When I give advice to people living with HIV who want to start long-acting injectable treatment, I tell them to be patient. It’s not going to be an overnight thing because there is a process one must go through in order to get on it. So be patient, listen to your doctor, but still advocate for yourself and make your voice heard. And if the outcome is such that you are not able to take the medication for whatever reason, just know that there are other oral treatments that you can still be on, and perhaps there are treatment options that you can switch to that may be a better fit for you.

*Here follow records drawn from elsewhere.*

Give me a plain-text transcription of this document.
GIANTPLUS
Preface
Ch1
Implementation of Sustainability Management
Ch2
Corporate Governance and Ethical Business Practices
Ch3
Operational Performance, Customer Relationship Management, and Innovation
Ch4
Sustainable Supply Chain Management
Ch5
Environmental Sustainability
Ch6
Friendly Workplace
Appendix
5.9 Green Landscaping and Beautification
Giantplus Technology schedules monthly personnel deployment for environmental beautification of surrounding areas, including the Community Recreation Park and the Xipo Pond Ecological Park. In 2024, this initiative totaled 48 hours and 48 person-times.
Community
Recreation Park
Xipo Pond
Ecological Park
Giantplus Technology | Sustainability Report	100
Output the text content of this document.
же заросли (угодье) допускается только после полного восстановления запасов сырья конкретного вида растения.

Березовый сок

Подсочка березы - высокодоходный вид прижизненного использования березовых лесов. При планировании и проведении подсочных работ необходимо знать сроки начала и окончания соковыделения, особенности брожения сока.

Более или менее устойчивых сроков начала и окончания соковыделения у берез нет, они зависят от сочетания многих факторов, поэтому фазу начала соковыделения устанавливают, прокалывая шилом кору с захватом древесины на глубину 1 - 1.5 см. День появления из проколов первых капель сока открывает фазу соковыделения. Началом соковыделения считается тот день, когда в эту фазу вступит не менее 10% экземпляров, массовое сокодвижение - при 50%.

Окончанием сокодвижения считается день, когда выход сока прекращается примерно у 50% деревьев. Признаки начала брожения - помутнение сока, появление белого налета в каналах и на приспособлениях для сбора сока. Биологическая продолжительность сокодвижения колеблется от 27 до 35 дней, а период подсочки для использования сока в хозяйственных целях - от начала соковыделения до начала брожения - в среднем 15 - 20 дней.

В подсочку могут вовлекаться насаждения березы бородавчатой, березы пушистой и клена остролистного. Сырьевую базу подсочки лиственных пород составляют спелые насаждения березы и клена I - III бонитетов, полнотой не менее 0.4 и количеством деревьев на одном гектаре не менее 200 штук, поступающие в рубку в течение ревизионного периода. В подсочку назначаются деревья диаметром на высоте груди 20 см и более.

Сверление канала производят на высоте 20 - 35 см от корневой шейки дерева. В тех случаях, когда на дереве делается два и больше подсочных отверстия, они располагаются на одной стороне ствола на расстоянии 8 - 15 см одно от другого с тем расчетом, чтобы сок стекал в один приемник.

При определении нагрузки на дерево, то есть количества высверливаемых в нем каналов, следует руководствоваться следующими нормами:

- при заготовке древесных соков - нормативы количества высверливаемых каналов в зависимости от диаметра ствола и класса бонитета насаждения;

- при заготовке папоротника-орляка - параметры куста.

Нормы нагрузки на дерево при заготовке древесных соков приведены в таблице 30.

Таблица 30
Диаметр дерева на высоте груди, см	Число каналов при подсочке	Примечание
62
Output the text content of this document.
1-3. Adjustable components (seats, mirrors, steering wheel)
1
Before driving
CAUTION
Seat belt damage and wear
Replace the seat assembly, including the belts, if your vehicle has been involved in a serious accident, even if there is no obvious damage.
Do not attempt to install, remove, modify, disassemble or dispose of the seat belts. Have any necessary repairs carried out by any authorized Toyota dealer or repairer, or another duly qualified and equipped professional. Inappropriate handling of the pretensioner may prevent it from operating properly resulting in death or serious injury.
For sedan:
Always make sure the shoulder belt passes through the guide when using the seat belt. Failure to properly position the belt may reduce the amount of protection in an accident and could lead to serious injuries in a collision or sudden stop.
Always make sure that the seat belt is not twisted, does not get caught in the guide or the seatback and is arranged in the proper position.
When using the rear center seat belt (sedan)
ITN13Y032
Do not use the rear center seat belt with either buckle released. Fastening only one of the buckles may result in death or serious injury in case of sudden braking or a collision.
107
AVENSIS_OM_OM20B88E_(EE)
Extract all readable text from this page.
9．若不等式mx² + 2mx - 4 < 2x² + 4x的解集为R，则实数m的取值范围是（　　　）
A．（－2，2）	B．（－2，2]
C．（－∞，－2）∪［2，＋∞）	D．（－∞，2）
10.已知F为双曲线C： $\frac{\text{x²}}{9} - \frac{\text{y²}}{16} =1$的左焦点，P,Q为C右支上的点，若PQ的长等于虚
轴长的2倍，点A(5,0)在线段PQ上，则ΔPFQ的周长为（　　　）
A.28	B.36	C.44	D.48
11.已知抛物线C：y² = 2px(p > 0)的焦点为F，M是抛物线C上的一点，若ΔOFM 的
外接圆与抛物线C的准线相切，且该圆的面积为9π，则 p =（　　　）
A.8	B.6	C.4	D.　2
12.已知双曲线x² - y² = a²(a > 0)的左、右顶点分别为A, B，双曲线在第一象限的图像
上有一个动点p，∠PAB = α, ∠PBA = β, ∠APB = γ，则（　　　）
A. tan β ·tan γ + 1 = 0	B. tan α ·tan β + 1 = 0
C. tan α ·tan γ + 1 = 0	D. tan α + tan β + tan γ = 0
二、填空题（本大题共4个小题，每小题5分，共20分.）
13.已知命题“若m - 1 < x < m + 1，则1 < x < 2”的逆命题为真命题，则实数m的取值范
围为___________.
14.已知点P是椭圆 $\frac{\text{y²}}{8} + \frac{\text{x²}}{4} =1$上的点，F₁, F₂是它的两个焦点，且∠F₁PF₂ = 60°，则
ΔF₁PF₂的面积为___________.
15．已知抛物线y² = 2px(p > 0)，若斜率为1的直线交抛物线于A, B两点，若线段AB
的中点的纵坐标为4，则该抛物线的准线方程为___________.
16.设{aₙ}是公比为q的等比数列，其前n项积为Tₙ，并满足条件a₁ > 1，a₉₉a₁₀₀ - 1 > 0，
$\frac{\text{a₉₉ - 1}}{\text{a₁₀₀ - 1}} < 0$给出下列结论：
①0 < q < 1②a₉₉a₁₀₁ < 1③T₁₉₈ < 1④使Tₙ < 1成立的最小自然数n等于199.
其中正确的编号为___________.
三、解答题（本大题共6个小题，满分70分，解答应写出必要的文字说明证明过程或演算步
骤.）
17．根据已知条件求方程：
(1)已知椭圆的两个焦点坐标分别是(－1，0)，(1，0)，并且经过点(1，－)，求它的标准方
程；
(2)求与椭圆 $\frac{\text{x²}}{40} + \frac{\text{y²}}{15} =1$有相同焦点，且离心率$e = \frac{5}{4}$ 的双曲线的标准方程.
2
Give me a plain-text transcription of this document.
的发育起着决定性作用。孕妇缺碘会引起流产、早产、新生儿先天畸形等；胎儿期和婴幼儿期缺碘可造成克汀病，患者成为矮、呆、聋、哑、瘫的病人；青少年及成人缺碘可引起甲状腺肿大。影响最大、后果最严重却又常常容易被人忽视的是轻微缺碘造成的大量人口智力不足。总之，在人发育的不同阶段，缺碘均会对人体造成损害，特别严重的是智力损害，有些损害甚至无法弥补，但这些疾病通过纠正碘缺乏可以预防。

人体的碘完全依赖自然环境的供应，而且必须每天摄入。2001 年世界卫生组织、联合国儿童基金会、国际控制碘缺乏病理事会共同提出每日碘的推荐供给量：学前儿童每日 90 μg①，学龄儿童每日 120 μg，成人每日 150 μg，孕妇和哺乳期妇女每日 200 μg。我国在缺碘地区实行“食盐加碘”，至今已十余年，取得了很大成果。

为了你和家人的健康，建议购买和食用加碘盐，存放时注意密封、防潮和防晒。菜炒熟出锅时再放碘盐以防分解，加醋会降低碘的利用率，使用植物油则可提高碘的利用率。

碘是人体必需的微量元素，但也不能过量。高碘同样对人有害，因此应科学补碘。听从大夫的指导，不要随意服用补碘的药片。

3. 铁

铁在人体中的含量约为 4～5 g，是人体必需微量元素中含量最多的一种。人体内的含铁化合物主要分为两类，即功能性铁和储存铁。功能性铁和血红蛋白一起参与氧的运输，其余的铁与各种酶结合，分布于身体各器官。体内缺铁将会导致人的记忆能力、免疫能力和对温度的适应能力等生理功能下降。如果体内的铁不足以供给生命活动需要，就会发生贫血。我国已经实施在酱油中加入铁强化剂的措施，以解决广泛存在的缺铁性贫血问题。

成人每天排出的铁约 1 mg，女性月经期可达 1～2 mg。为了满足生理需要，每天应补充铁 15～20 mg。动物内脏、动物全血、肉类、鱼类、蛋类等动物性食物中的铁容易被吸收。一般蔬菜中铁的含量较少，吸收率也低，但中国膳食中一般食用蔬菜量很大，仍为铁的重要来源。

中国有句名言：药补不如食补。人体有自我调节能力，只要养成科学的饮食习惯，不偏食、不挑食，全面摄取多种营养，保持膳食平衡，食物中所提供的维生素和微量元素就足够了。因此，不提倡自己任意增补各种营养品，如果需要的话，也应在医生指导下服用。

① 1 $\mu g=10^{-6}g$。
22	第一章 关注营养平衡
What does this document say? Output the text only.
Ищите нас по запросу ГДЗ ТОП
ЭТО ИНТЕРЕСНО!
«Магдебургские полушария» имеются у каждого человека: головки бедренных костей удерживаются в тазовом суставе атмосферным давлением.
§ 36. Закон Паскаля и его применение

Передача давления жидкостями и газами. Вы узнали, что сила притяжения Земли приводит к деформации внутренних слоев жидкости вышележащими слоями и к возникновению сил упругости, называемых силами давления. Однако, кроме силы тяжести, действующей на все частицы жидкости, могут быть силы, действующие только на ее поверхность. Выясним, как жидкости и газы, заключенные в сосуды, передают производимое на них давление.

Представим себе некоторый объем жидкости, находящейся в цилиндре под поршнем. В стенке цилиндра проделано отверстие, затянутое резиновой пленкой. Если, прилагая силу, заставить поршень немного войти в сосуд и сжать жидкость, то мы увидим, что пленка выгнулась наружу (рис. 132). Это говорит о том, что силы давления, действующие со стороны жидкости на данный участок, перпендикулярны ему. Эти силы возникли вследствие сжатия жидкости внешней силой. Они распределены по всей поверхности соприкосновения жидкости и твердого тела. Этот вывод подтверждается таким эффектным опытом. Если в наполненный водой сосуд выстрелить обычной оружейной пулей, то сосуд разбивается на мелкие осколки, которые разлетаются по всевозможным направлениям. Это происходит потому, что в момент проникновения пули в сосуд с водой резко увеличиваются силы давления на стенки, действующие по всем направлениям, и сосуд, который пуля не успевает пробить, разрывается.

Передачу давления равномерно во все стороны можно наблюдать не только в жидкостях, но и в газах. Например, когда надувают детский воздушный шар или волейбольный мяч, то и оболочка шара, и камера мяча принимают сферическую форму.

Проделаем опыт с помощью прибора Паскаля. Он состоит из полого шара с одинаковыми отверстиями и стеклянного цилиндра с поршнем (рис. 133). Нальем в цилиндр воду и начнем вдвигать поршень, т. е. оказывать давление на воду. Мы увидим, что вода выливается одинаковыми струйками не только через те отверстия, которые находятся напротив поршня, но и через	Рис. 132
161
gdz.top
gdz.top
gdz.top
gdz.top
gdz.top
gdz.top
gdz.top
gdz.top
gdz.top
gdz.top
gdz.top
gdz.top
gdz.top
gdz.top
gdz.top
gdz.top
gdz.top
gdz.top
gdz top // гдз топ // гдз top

But again, be patient. This is a new way to do HIV treatment, and anything new takes time. But I’m hoping that the process to start taking the injectable becomes less complex so that eventually a person can get on Cabenuva within a day or two of receiving their lab results. For those of us who are long-term survivors, who started HIV treatment when pills were the only option, we do sometimes get tired. We get tired of popping a pill on a day-to-day basis. And so having an injection available where you can receive it every two months is life changing. It’s life changing mentally, it’s life changing physically and it’s life changing spiritually as well. It just changes your life for the better. You no longer worry about missing a dose or leaving a medication at home and traveling and things like that. It really pushes you to assert even more control over your own health.

HIV treatment for me means that I have an opportunity to live my best and complete life. That means that I can still do all the things that I want to do. Treatment allows me not to really worry about a lot of things and I can focus on achieving all the things that I want to accomplish in life.

Despite my frustration waiting to get approved for Cabenuva, I still stayed on my daily oral medication until the approval went through. But the biggest thing is that I didn’t give up—that’s my advice. Keep pursuing what you believe you deserve and is available to you, no matter how long it may take.